I think he did a fine job here. It's the story of an aristocratic Mississippi family after they've lost much of their land and money. The dysfunction of just about every member is on display. The eldest brother is ruthlessly cruel and steals from the others. The middle son is depressed and sexually repressed. The youngest son (played by Franco) has severe cognitive impairment. The daughter, which whom each brother has a preoccupation, is promiscuous, has a child out of wedlock and is treated by the mother and the cruel oldest brother as a "fallen woman" and is forced to leave the family home.
Franco breaks the film up into three parts (Faulkner has four, so this film combines the last two), each focusing on one of the brothers. The first two segments are rather hard to follow, as it shifts back and forth in time and there's a fair amount of stream-of-consciousness. I actually read the Wikipedia synopsis before watching this, as I had not read the novel and knew that Faulkner's style and narrative were challenging. I recommend that other viewers do the same. Yes, I knew the spoilers in advance but I was able to easily follow the plot.
Great acting by all. Franco's depiction of a mentally-disabled man was a bit over-the-top but it actually suited the film.
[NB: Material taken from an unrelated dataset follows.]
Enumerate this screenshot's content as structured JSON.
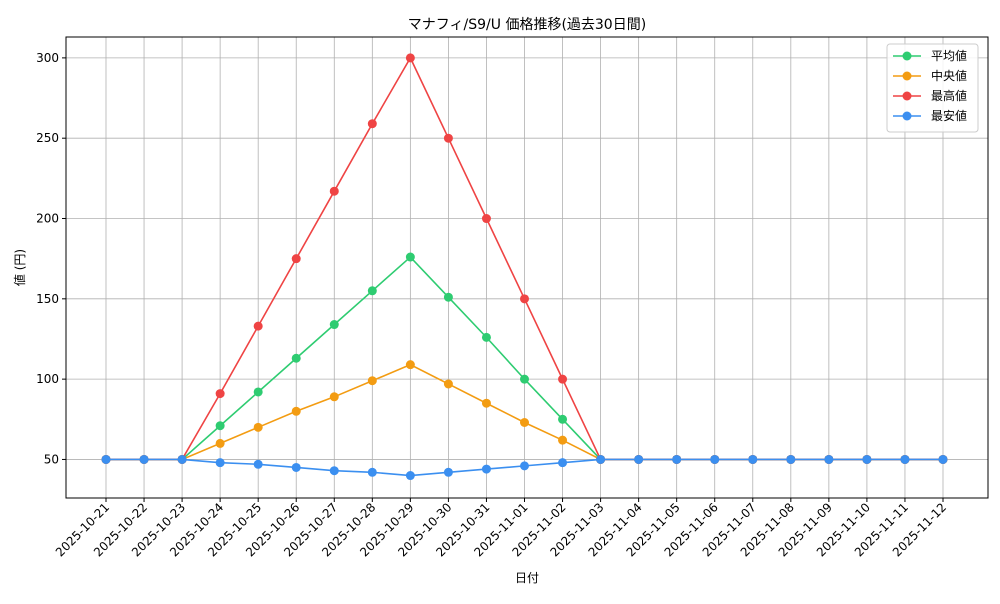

A few of the other actors apparently are often in Franco's efforts. I especially liked Loretta Devine as the long-suffering matriarchal servant of the family. Haunting music and effective photography and sets all made it work for me.
As I mentioned at the start, I had also seen Franco's "As I Lay Dying" as well as his adaptation of Steinbeck's "In Dubious Battle" (2016) and was impressed by all three. He has certainly had some misfires but he takes risks and I respect his creativity and courage in filmmaking.
The film is available for streaming through Amazon Prime, which is how I saw it.